In Yalova geht die Fähre vor Anker, und wahre Hundertschaften von Soldaten strömen an Land und werden wie eine riesige Schafherde zusammengetrieben. Offiziere aus unterschiedlichen Regimentern warten schon auf die Ankömmlinge, um sie je nach Bedarf zu rekrutieren. Zuerst darf der Oberst der Militärpolizei, ein schneidiger Mann in seinen Fünfzigern, seine Leute auswählen, zwölf braucht er, und Abdulmesih ist gleich mit dabei. Alles geht so schnell und ist zugleich so überraschend, dass er kaum mitkommt. Dann muss er innerlich lachen: Der Spion als Militärpolizist, das ist auch eine Laufbahn! Die Laufbahn eines aufgeweckten Aramäers im türkischen Heer.
Sofort geht es mit dem Bus eineinhalb Stunden weiter nach İzmit, hier ist seine neue Kompanie stationiert, im äußersten Nordwesten der Türkei, 90 Kilometer östlich von İstanbul. Spätabends kommen sie an, alle sind hundemüde und legen sich direkt in ihre Betten, aus denen sie am nächsten Morgen im Befehlston wieder herausgeholt werden.

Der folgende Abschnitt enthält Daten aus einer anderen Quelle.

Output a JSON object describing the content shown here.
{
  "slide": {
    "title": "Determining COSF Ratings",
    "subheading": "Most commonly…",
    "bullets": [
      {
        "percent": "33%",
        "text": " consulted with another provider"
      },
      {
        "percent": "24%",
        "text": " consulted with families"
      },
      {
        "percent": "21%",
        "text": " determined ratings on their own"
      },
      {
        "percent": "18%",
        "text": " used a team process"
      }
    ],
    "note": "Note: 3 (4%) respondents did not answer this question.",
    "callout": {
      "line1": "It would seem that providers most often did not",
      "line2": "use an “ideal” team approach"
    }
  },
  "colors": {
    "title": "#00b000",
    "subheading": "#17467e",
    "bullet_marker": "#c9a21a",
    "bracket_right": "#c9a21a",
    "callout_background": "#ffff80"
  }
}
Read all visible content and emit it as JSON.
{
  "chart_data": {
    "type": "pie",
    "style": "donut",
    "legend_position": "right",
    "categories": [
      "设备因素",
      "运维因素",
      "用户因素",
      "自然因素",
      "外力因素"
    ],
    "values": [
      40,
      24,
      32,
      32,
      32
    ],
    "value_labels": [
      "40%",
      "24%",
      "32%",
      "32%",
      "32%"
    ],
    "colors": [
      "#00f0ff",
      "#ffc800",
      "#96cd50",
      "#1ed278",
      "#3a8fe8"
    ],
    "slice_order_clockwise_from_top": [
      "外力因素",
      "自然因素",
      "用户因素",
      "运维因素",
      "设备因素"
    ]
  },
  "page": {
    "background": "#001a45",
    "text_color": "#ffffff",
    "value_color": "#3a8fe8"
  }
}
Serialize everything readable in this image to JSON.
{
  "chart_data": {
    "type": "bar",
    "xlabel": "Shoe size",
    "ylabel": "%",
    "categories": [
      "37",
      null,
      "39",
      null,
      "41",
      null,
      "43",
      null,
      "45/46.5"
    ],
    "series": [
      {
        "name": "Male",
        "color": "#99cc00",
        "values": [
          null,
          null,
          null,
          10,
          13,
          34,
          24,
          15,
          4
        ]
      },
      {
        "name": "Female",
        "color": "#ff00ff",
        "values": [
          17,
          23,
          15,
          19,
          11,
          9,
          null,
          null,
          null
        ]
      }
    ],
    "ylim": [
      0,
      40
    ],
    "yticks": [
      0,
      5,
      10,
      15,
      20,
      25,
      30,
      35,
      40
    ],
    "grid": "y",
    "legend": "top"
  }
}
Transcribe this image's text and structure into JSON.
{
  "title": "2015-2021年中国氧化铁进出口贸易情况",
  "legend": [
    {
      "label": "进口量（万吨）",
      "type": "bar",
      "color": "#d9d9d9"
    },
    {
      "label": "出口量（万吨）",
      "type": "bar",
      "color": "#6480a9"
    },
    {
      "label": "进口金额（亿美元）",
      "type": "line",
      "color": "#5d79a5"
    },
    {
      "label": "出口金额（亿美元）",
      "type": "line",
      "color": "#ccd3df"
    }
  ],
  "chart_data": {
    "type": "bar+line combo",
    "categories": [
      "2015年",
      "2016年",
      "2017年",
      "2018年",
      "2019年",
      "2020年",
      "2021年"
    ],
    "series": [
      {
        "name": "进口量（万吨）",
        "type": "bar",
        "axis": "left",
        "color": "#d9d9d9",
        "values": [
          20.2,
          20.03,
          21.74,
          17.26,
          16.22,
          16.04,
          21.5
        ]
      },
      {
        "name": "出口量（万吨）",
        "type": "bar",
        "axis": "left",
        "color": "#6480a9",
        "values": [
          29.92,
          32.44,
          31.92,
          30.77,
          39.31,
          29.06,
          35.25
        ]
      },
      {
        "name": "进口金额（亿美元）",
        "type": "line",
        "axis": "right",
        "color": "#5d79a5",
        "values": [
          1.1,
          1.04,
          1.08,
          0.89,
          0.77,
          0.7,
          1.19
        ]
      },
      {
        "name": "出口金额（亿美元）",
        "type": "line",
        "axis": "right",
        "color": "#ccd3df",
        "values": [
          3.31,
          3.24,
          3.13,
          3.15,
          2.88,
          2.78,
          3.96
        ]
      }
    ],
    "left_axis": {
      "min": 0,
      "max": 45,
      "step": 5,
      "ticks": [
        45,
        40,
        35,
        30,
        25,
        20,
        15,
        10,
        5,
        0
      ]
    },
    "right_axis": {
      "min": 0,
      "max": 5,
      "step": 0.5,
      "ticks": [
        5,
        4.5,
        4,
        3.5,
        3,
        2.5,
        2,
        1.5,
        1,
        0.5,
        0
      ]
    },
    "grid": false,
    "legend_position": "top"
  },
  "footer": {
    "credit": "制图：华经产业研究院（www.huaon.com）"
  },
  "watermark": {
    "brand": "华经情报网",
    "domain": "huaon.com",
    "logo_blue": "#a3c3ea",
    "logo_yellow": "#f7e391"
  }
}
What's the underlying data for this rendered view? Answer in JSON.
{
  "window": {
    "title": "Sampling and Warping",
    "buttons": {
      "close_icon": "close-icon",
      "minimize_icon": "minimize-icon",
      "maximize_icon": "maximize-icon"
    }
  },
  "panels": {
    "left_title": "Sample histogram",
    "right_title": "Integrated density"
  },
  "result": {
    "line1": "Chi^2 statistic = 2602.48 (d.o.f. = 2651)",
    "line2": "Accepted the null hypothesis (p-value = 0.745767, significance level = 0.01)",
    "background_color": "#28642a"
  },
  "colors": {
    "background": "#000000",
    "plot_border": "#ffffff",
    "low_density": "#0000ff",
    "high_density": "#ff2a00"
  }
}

»Aufgeht’s, alle Mann in den Bus!« ruft ein Offizier mit rauer Ironie.
Man wechselt verschlafene Blicke. »Wohin soil’s denn gehen?« fragt einer.
»Nicht fragen! Tempo, die Herren, nicht so faul!«
Abdulmesih hat es gestern schon gemerkt: Hier herrscht ein besonderer Ton, an den er sich erst noch gewöhnen muss, der ihm aber nicht schlecht gefällt.
Sie steigen in den Bus, schaukeln durch die Straßen, und am Ende folgt eine wundersame Überraschung.
»So, aussteigen, die Herren!«
Wo sind sie gelandet, was ist das hier? Das türkische Bad!
Abdulmesih kann sich nicht erinnern, ob er schon jemals so porentief sauber war. Fast strahlend vor Sauberkeit, so kehrt die Truppe wieder zurück zum Stützpunkt, wo alle komplett frisch eingekleidet werden, von der Unterwäsche bis zu den Schuhen. Nicht zum ersten Mal hat Abdulmesih den Eindruck, dass er ein Glückspilz ist.